Jackson wasn’t easily labeled. He created realist and Western paintings and sculptures, wrote the book on the ancient lost-wax method of bronze casting and revived polychrome sculpture — applying paint to the surface of his works.
He wouldn’t want to be called a Western artist or an abstract expressionist, though he was called both.
“Like many great personalities, he was a genius when it came to his art. He had a lot of suffering in his life, a lot of pain, but a lot of creativity came out of that,”
Eldredge said.
Eldredge, Matthew Jackson and Pollock biographer Henry Adams of Case Western Reserve University in Cleveland are working on a book about Jackson’s life, the first in several decades.
They spent almost a whole day with Jackson in December, recording Jackson’s oral history for the book. That video footage is the last of “Harry being Harry,” Eldredge said.
Almost every action Jackson took was deliberate. When he wanted to be a Marine, he hitchhiked back to Chicago to join. When his mother wouldn’t sign the papers, he waited until he was 18 and joined anyway.
“I don’t decide anything,” he told the Star-Tribune last fall. “I just do it.”

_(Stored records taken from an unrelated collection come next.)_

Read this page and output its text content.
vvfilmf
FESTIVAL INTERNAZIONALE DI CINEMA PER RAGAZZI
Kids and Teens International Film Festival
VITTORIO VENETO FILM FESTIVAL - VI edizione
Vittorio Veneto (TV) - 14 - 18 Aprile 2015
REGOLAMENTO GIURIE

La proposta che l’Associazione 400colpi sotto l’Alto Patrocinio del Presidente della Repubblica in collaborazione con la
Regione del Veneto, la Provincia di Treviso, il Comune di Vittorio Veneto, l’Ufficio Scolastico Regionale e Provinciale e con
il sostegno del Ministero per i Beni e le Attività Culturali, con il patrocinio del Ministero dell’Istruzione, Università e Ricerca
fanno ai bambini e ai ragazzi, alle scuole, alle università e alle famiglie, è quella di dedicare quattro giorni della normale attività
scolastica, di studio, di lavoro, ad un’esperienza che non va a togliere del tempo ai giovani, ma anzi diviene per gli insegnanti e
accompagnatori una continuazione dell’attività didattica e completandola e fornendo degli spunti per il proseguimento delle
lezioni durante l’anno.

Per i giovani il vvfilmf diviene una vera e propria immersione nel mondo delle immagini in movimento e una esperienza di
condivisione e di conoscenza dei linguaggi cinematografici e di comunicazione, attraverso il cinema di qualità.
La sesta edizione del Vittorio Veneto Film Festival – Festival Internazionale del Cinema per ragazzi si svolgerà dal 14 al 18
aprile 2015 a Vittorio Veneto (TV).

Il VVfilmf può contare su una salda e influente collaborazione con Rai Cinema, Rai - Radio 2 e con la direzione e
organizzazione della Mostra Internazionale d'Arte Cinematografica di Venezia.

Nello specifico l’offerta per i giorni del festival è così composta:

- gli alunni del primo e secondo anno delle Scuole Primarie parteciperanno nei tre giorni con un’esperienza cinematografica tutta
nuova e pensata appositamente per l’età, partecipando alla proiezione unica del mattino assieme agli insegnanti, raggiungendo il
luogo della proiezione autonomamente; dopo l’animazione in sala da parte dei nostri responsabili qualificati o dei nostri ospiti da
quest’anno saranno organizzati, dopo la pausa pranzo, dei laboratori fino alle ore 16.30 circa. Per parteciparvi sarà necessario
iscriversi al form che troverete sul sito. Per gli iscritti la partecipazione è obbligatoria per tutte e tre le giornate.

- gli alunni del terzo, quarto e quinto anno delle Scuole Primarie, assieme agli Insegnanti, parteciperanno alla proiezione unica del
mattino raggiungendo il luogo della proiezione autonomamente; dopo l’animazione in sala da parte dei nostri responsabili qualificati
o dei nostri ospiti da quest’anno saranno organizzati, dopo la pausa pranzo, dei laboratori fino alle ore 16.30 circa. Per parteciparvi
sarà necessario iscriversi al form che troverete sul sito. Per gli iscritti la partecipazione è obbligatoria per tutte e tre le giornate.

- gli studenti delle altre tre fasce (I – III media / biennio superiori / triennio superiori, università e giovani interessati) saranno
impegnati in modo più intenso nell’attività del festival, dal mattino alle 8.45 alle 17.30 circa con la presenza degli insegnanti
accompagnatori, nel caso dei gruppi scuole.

After a year of failing health — through periods in which he would grow stronger and then fall weak — Jackson was transferred to the Sheridan VA hospital in October. He seemed to do well for a while, said his son. Then in January, he caught a cold and never really recovered.
“He was at a point, he was done fighting and just refused food and drink,” Matthew Jackson said.
“He’s always been one who wants to be in control … things get done his way and that was the most important part of it. It certainly was in keeping with the experience of his life.”